One cannot actually fault Dr Albert Kawana for his legalistic opinion and/or advice to the Minister of Home Affairs. Neither Dr Ngarikukutuke Tjiriange for his interpretation. But the bottom line is that the matter needs first and foremost a politico-ideological wisdom and principality rather than being premised solely on constitutionalism and legalism. This political principality is that descendants of born Namibians, or would-have-been born Namibians, because their parents, fore-parents and great fore-parents who retreated in the Ovaherero German wars, Nama-German wars, or any other wars, for that matter, and who now have been born outside the country,  either in Botswana, South Africa, or any other country, should by any stretch  of one’s imagination, wisdom and judgment, constitutionally, legally, politically or otherwise, be denied their birthright and have such called into question. That is the pertinent and most critical question that the country should first and foremost pose and ponder. And by its very nature this is a political question that can only be answered politically and on political principles. 
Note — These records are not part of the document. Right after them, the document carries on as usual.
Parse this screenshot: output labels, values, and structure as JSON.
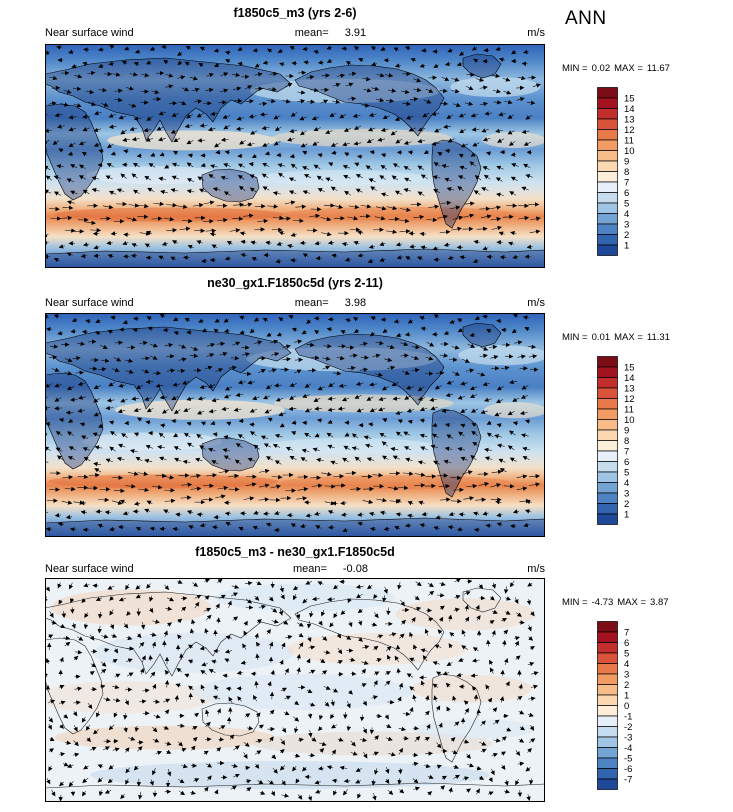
{
  "header": {
    "season": "ANN"
  },
  "panels": [
    {
      "title": "f1850c5_m3 (yrs 2-6)",
      "variable": "Near surface wind",
      "mean_label": "mean=",
      "mean_value": "3.91",
      "units": "m/s",
      "min_label": "MIN =",
      "min_value": "0.02",
      "max_label": "MAX =",
      "max_value": "11.67",
      "map_style": "speed",
      "colorbar": {
        "labels": [
          "15",
          "14",
          "13",
          "12",
          "11",
          "10",
          "9",
          "8",
          "7",
          "6",
          "5",
          "4",
          "3",
          "2",
          "1"
        ],
        "colors": [
          "#7c0d16",
          "#a3131f",
          "#c22e2b",
          "#d9533a",
          "#e97949",
          "#f29c63",
          "#f8bc88",
          "#fbd8b2",
          "#fdeeda",
          "#e7f0f8",
          "#c6dcef",
          "#a0c4e4",
          "#74a4d4",
          "#4d83c3",
          "#3263ae",
          "#1f4898"
        ]
      }
    },
    {
      "title": "ne30_gx1.F1850c5d (yrs 2-11)",
      "variable": "Near surface wind",
      "mean_label": "mean=",
      "mean_value": "3.98",
      "units": "m/s",
      "min_label": "MIN =",
      "min_value": "0.01",
      "max_label": "MAX =",
      "max_value": "11.31",
      "map_style": "speed",
      "colorbar": {
        "labels": [
          "15",
          "14",
          "13",
          "12",
          "11",
          "10",
          "9",
          "8",
          "7",
          "6",
          "5",
          "4",
          "3",
          "2",
          "1"
        ],
        "colors": [
          "#7c0d16",
          "#a3131f",
          "#c22e2b",
          "#d9533a",
          "#e97949",
          "#f29c63",
          "#f8bc88",
          "#fbd8b2",
          "#fdeeda",
          "#e7f0f8",
          "#c6dcef",
          "#a0c4e4",
          "#74a4d4",
          "#4d83c3",
          "#3263ae",
          "#1f4898"
        ]
      }
    },
    {
      "title": "f1850c5_m3 - ne30_gx1.F1850c5d",
      "variable": "Near surface wind",
      "mean_label": "mean=",
      "mean_value": "-0.08",
      "units": "m/s",
      "min_label": "MIN =",
      "min_value": "-4.73",
      "max_label": "MAX =",
      "max_value": "3.87",
      "map_style": "diff",
      "colorbar": {
        "labels": [
          "7",
          "6",
          "5",
          "4",
          "3",
          "2",
          "1",
          "0",
          "-1",
          "-2",
          "-3",
          "-4",
          "-5",
          "-6",
          "-7"
        ],
        "colors": [
          "#7c0d16",
          "#a3131f",
          "#c22e2b",
          "#d9533a",
          "#e97949",
          "#f29c63",
          "#f8bc88",
          "#fbd8b2",
          "#fdeeda",
          "#e7f0f8",
          "#c6dcef",
          "#a0c4e4",
          "#74a4d4",
          "#4d83c3",
          "#3263ae",
          "#1f4898"
        ]
      }
    }
  ],
  "chart_data": [
    {
      "type": "heatmap",
      "title": "f1850c5_m3 (yrs 2-6)",
      "variable": "Near surface wind",
      "units": "m/s",
      "season": "ANN",
      "mean": 3.91,
      "min": 0.02,
      "max": 11.67,
      "contour_levels": [
        1,
        2,
        3,
        4,
        5,
        6,
        7,
        8,
        9,
        10,
        11,
        12,
        13,
        14,
        15
      ],
      "projection": "global lon-lat, 0-360E left to right, 90N top to 90S bottom",
      "overlay": "wind vector arrows",
      "legend_position": "right vertical labelbar",
      "description": "Annual-mean near-surface wind speed: strong westerly band 9-12 m/s over the Southern Ocean near 50S, trade-wind bands 6-8 m/s in the subtropics, weak winds 1-3 m/s over continents, mid-blue 3-5 m/s over most oceans."
    },
    {
      "type": "heatmap",
      "title": "ne30_gx1.F1850c5d (yrs 2-11)",
      "variable": "Near surface wind",
      "units": "m/s",
      "season": "ANN",
      "mean": 3.98,
      "min": 0.01,
      "max": 11.31,
      "contour_levels": [
        1,
        2,
        3,
        4,
        5,
        6,
        7,
        8,
        9,
        10,
        11,
        12,
        13,
        14,
        15
      ],
      "projection": "global lon-lat, 0-360E left to right, 90N top to 90S bottom",
      "overlay": "wind vector arrows",
      "legend_position": "right vertical labelbar",
      "description": "Annual-mean near-surface wind speed for the second model case; spatial pattern nearly identical to the first panel with Southern Ocean westerly maximum and subtropical trade-wind bands."
    },
    {
      "type": "heatmap",
      "title": "f1850c5_m3 - ne30_gx1.F1850c5d",
      "variable": "Near surface wind",
      "units": "m/s",
      "season": "ANN",
      "mean": -0.08,
      "min": -4.73,
      "max": 3.87,
      "contour_levels": [
        -7,
        -6,
        -5,
        -4,
        -3,
        -2,
        -1,
        0,
        1,
        2,
        3,
        4,
        5,
        6,
        7
      ],
      "projection": "global lon-lat, 0-360E left to right, 90N top to 90S bottom",
      "overlay": "wind vector difference arrows",
      "legend_position": "right vertical labelbar",
      "description": "Difference of annual-mean near-surface wind speed: mostly small values within +/-1 m/s, mottled light blue and light red patches with a weak pink band in the southern midlatitudes and light blue near Antarctica."
    }
  ]
}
One would at this juncture wish to know whether a precedent and a principle have not already been established with the repatriation of the first group of Batswana Namibians in 1993. The understanding one infers is that there could not be any limit to Namibian citizenship, in this case citizenship by descent. What has changed since then? One would want to know. Or is it a case of the right hand not knowing what the left hand is doing, or did? One is only left to wonder and muse what may have been the political understanding with this repatriation? If a precedent and principle had been established in this regard, what has informed the apparent reneging on such? One has been hearing so much about the Swapo Party think tank, is this not a typical issue needing its brains trust?